Elle aime les mots oubliés. Comme la « chantepleure », l’ancêtre de l’arrosoir. Isabelle Daëron l’a redessinée et mise au goût du jour, le temps de la conception d’un bassin filtrant destiné à utiliser l’eau non potable dans les jardins collectifs. A l’occasion de la Paris Design Week de cette rentrée, c’est le mot « friselis » qu’elle a sorti des oubliettes. Ce synonyme de « frémissement » l’a inspirée pour réaliser une scénographie, dans le showroom parisien de la maison Balsan, voisin du Centre Pompidou. L’idée : illustrer la sensibilité partagée entre le créateur de moquettes et la designer pour la protection de l’environnement. De quelle façon ? En racontant l’histoire du fil polyamide recyclé, issu de filets de pêche usagés, qui sert à concevoir une grande partie des collections Balsan. Née à Plœmeur, dans le Morbihan, Isabelle Daëron s’est sentie plutôt à l’aise pour mener à bien l’exercice : la mer, elle a grandi en face. Marées, embruns, vents, houle… elle connaît.

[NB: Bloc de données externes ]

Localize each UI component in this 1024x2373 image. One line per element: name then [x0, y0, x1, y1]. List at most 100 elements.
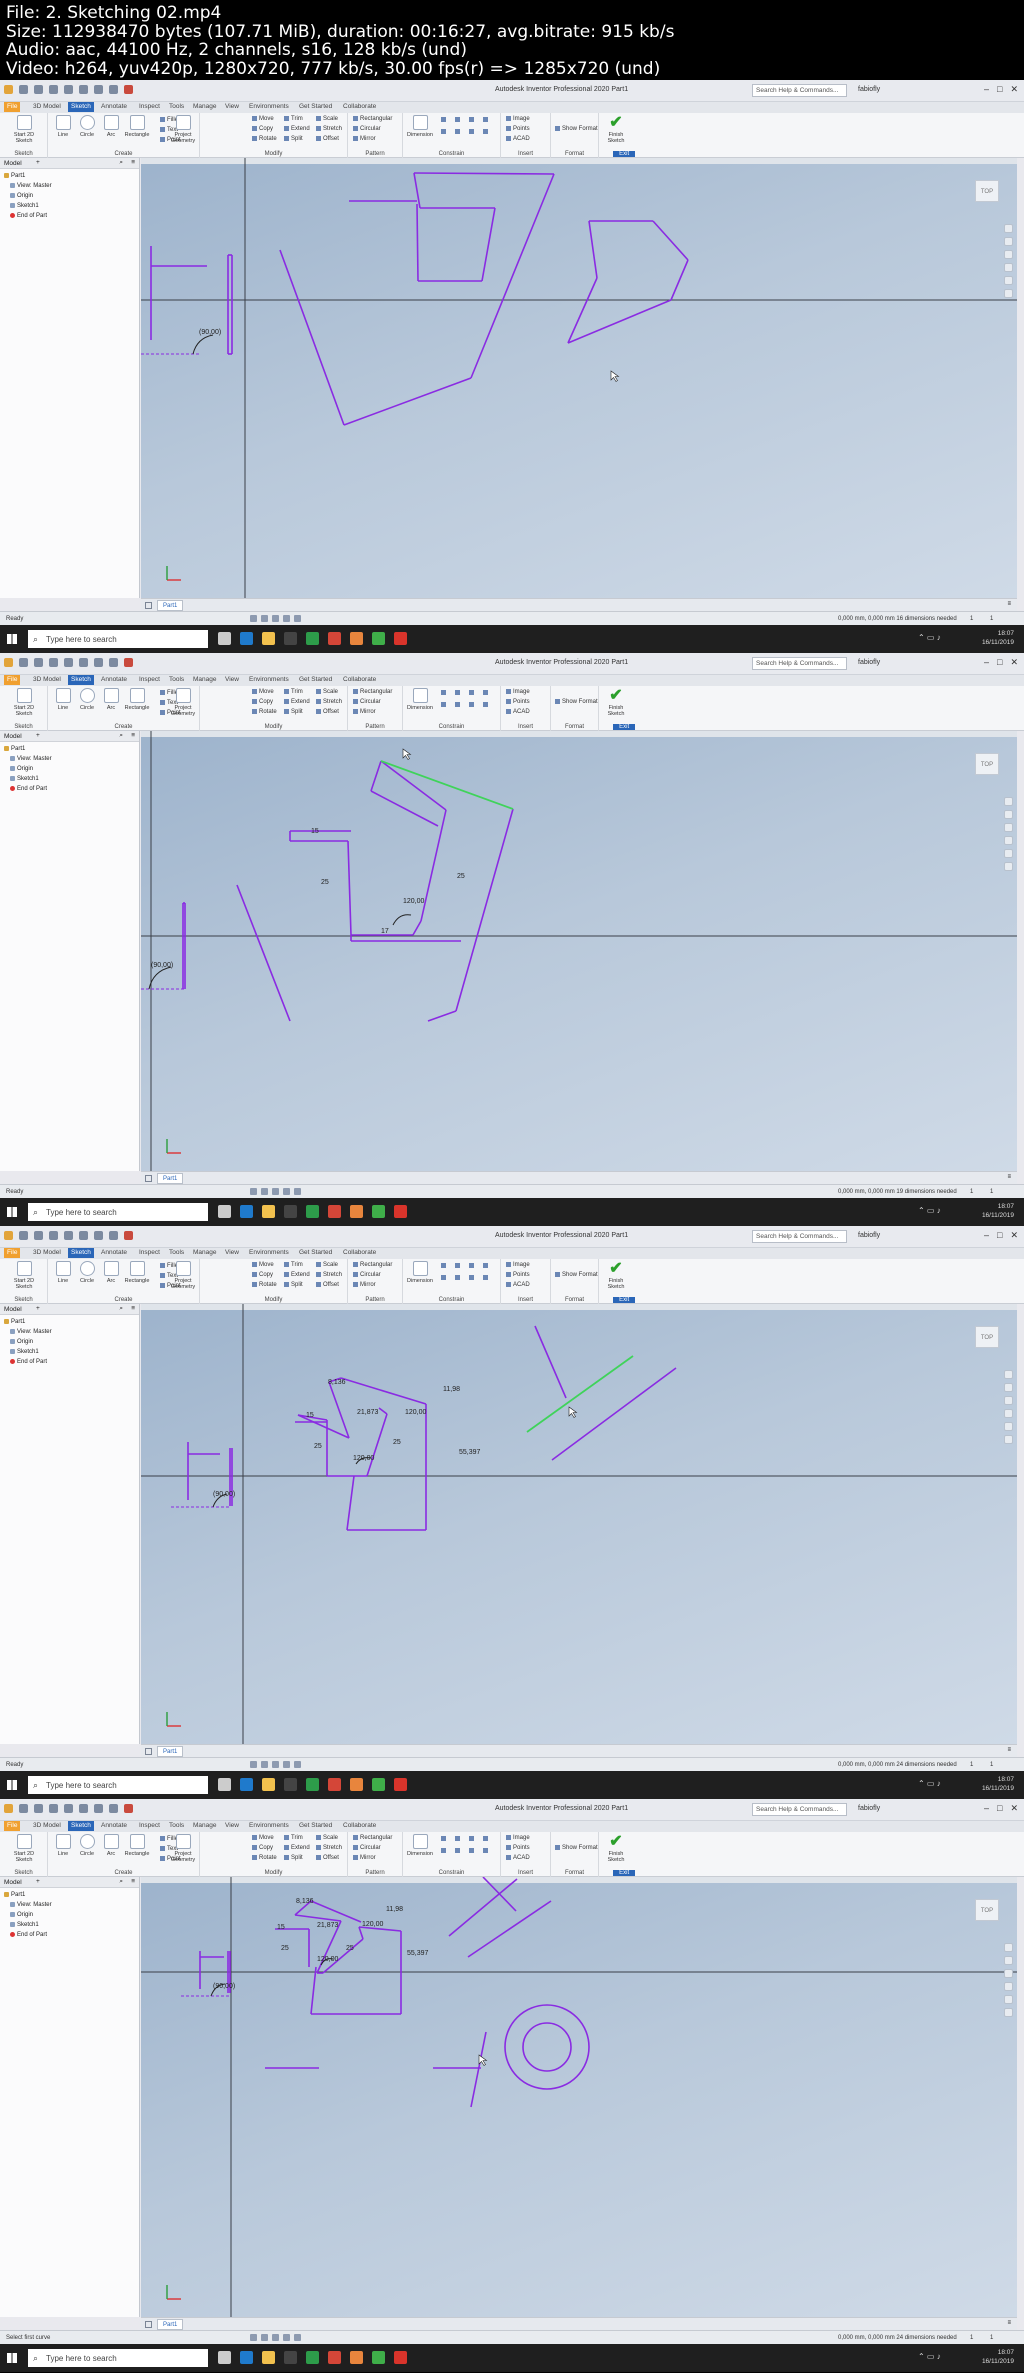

Si bien que pour sa scéno, elle a reproduit sur du papier blanc, accroché au mur, la surface d’un océan où elle a incarné le friselis, léger bruissement à la surface de l’eau, par une multitude de traits courts au feutre de couleurs. Un motif vivant, stimulant, élégant, conçu ensuite grâce à la Technologie MBrodery de Balsan, qui permet d’utiliser jusqu’à quatre fils de couleurs différents. A cela s’ajoute des effets de hauteurs et d’épaisseurs de la moquette, qui lui donnent volume et relief. La designer s’est même amusée à créer quelques vagues et suspendre, tels des mobiles, une dizaine de chantepleures. Une fantaisie tout en poésie.
Electron libre aux idées larges
« J’ai toujours aimé dessiner », confie Isabelle Daëron. Alors elle a enchaîné Ecole de design à Nantes, Esad à Reims, Ensci à Paris, dont elle est sortie diplômée en 2009. « D’emblée, je voulais être indépendante et, donc, avoir ma propre structure », explique cet électron libre aux idées larges. Ce qu’elle fait en créant le Studio Idaë et le prix Audi talents awards, qu’elle décroche en 2015, lui donne un vrai coup de pouce pour développer ses projets. A 36 ans, elle a déjà exposé au Musée d’Art moderne de la Ville de Paris, dans le cadre de l’International Craft design exhibition à Taipei ou encore lors de la Helsinki Design Week. Ses domaines de prédilection : « L’espace public et la scénographie. » Avec son équipe, elle vient de réaliser la vitrine de la cristallerie Saint-Louis, rue Royale à Paris, elle a finalisé Aéro-Seine, un dispositif de rafraichissement dans le 20e arrondissement pour la Ville de Paris, et elle s’apprête à concevoir une série de vitrines pour la maison Hermès dans plusieurs aéroports français et italiens. Quant à sa scéno pour Balsan, elle est à voir jusqu’au 8 octobre*.